Personnel record Use this collection of personal information for each staff member in case of a medical or other emergency as a record of their initial training.

Note: A signed summary of the items you review in training is preferable to using this form.
Crew certification Use this handy reference to track crew members’ competency, marine emergency duties, and first aid training certificates. Easily identify crew members who have certificates that need to be renewed.
Number of persons onboard Record and report the number of people on board each voyage. Leave this record with a responsible person ashore who Search and Rescue can contact to find out how many people need to be recovered in an emergency.
Emergency drills Record the date of a drill, its type, and who took part to show compliance with the Small Vessel Regulations (sections 419, 519, 417) and the Marine Personnel Regulations.
Maintenance schedule Modify this schedule to include manufacturers’ recommended service intervals.

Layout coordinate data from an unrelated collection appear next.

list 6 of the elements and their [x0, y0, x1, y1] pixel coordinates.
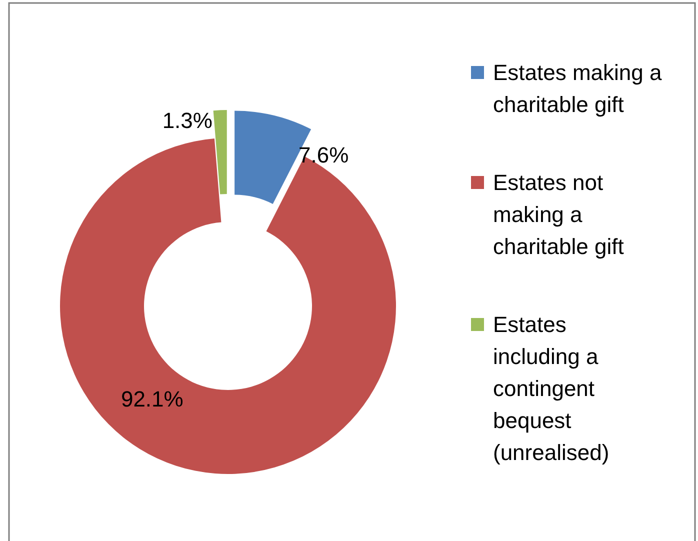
data-label: 7.6% — [298, 142, 349, 168]
data-label: 92.1% — [120, 386, 184, 412]
data-label: 1.3% — [162, 108, 212, 134]
legend-label: Estates not making a charitable gift — [493, 170, 624, 259]
legend-label: Estates making a charitable gift — [493, 60, 663, 117]
legend-label: Estates including a contingent bequest (unrealised) — [493, 312, 610, 465]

The combined calendar and recommended service interval driven items allow you to plan maintenance so it gets done when it should, with less downtime.

Other responsibilities

For reference, here is a list of the other responsibilities the Canada Shipping Act, 2001 and its regulations assign to the vessel’s authorized representative (AR), master, and crew members.

Required by the Canada Shipping Act, 2001

Responsibilities of the AR:

  • Section 14: anything related to the vessel that the Act does not assign to someone else; ensuring the vessel and its operation comply with all aspects of the Act
  • Section 106: ensuring the vessel, its machinery, and its equipment meet regulatory requirements and the crew and passengers receive safety training
  • Sections 85 and 109:
    • taking all reasonable means to make sure the vessel is seaworthy before and during each voyage
    • protecting the vessel and the people on board from hazards
    • operating within legal limits (this is also a responsibility of the master)

Responsibilities of the master:

  • Section 82.(1): ensuring everyone employed on the vessel has the proper certification
  • Section 82.(2): ensuring the crew is sufficient and competent for safe operation
  • Sections 130–133: helping people in distress
  • Section 148: if involved in a collision, helping and providing information to the other vessel

Responsibilities of the crew members:

  • Sections 82.(3) and 113:
    • carrying out their duties in a safe manner
    • informing the master if they become aware of any hazard or anything else that might affect safe operations
    • following the master’s lawful orders except where the master is putting the vessel or people on board at risk

Responsibility of everyone on board:

  • Section 187: making sure pollutants do not enter the water

Required by the Marine Personnel Regulations

Responsibility of the master:

  • Part 2, section 206.(2) – Using the procedures and/or policies provided by the AR, ensuring that:
    1. each member of the vessel’s crew is:
      • trained at the beginning of their employment
      • able to perform their duties when those duties are vital to safety or the prevention or mitigation of pollution
      • kept up-to-date on required knowledge and training
    2. a record of training that includes the following information is maintained and kept readily available for inspection by a marine safety inspector, on board the vessel – or, if the vessel does not travel more than five nautical miles from its home port, in its home port:
      1. name of each member of the complement who has been trained
      2. equipment on which they were trained
      3. subject-matter on which they were trained
      4. days on which they were trained

This list is not exhaustive: you many have other responsibilities, such as those for health and safety in the workplace. Depending on your operation, federal or provincial requirements may apply. Your provincial worker's compensation board may be able to help you determine how best to meet the regulations.

Important reminder to small fishing vessels ARs: You must register your vessel with Transport Canada. Learn how at the Canadian Register of Vessels.